A Scholarly Quest in Statistics
By Ala Paruch and Lucy Wu
Volume 1 Issue 8
June 8, 2021
Image provided by the Corporate Finance Institute
With the rush of submitting the last few assignments and completing in-class finals for the school year, students were distraught and stressed. So rather than take a boring paper final, as per tradition, AP Statistics students were instead sent on a ‘quest’ to design, carry out, and present a research study or experiment of their choice.
Researching a Question
To begin our little ‘quest,’ we formulated our research question with the limitations of Covid in mind. In past years (aka the “before Covid”), students were permitted to conduct their study by going around the classrooms and asking students questions, or even asking them to taste test different foods. However, this year, we tried to avoid studies structured that way in the interest of time, but primarily in the interest of safety as well (I know, I know, we could have answered the age-old question of Pepsi vs. Coke, but I guess that’s another unknown in this world). As much as that seems like a disadvantage, it gave us a good opportunity to utilize Teams and send everyone their surveys digitally. Equipped with as much determination and motivation as juniors in a pandemic can have (to be fair, it’s dwindling quite quickly…) we are committed to making our project work, regardless of the treacherous obstacles in our way. This also sparked an idea for our research question. Since the start of quarantine, most people have been using technology more to stay connected. We assumed that to pass the time, most people have probably binge watched many TV shows (at least we have). So why not examine exactly that? In the end, we decided to research whether the grade of the student is associated with their favorite TV show.

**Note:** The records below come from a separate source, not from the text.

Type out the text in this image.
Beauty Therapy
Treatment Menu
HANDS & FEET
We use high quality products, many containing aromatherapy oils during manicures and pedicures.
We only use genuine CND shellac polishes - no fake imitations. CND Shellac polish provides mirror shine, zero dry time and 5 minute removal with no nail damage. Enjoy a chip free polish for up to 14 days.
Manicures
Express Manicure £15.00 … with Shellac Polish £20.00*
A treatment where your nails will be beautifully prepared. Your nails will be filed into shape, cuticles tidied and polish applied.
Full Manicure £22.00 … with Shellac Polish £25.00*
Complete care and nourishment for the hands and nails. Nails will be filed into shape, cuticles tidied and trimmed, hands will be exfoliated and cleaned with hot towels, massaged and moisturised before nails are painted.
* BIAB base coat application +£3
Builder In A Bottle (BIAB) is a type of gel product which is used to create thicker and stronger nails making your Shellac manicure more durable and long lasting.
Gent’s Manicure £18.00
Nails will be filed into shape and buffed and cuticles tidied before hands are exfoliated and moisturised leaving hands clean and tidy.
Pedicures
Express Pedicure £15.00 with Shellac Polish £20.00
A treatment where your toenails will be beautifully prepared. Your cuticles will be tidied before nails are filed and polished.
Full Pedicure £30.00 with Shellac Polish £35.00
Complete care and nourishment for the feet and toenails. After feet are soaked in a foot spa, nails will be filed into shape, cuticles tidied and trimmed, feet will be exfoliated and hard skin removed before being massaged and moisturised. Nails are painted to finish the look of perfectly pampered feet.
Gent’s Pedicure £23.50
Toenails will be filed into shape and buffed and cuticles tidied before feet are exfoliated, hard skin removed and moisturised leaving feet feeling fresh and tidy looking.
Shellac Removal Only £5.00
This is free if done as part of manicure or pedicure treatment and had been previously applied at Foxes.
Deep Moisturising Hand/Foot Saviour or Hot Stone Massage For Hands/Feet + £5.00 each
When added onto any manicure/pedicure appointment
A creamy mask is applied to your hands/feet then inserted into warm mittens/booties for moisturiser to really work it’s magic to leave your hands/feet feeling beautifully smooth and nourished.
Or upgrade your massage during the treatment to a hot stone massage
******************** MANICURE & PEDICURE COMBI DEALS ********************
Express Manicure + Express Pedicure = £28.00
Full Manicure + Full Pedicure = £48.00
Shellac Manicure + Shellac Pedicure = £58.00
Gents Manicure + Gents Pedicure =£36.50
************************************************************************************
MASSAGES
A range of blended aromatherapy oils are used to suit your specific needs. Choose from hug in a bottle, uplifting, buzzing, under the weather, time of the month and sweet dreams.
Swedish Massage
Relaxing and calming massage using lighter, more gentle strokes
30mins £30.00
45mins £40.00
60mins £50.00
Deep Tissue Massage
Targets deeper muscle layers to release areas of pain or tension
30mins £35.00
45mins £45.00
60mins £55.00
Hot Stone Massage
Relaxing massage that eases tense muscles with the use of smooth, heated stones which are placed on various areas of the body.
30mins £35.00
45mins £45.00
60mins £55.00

Designing the Experiment (How do we do this?)
Once we determined our research inquiry, we had to finalize a few more details to continue our quest. First, we had to establish the explanatory and response variables in the study, or in other words, what causes (explanatory variable) the outcome of our study (response variable). Looking back at the question, we can safely say that the grade level affects the preference in the TV show, and not the other way around, so grade level is the explanatory variable and TV show preference is the response variable. Next, we had to formally establish the parameter of study (what we are studying) and the population of interest (who we are studying). Here we were looking at the favorite TV show (parameter of study) of all students at Valley Stream North from grades 7-12 (population of interest). Seems straight-forward so far, right? Well, let’s get into the nitty-gritty details - the experimental design. We had to establish a random method of collecting our data to fairly sample the population and get a representative sample. To equally represent each grade in our experiment, we chose English as the class we would send the survey to, since all students in the building are required to take English every year (and no, we didn’t want to randomly select from a roster because that would take an EXTREMELY long time to obtain all the names). Next, we established a system of selecting one class period per grade. Thanks to Ms. Small, we obtained a list of all English classes, along with their class period and name of the teacher. We then organized all classes by grade and assigned each class within the grade a number from 1 to n (n being the total number of English classes per grade). This process is also known as cluster sampling. Using the random integer generator function on the Ti-84 CE calculator (your trusty yellow Algebra I calculator), we randomly selected our sample classes, one class from each grade. Each student in each one of the selected classes is part of our sample. Upon choosing our sample, we expanded on the research question and formed a hypothesis, or rather the null and alternative hypotheses (those are fancy statistical words to define no statistically significant change vs. a statistically significant change - and don’t worry, we’ll cover what statistically significant means in a little bit).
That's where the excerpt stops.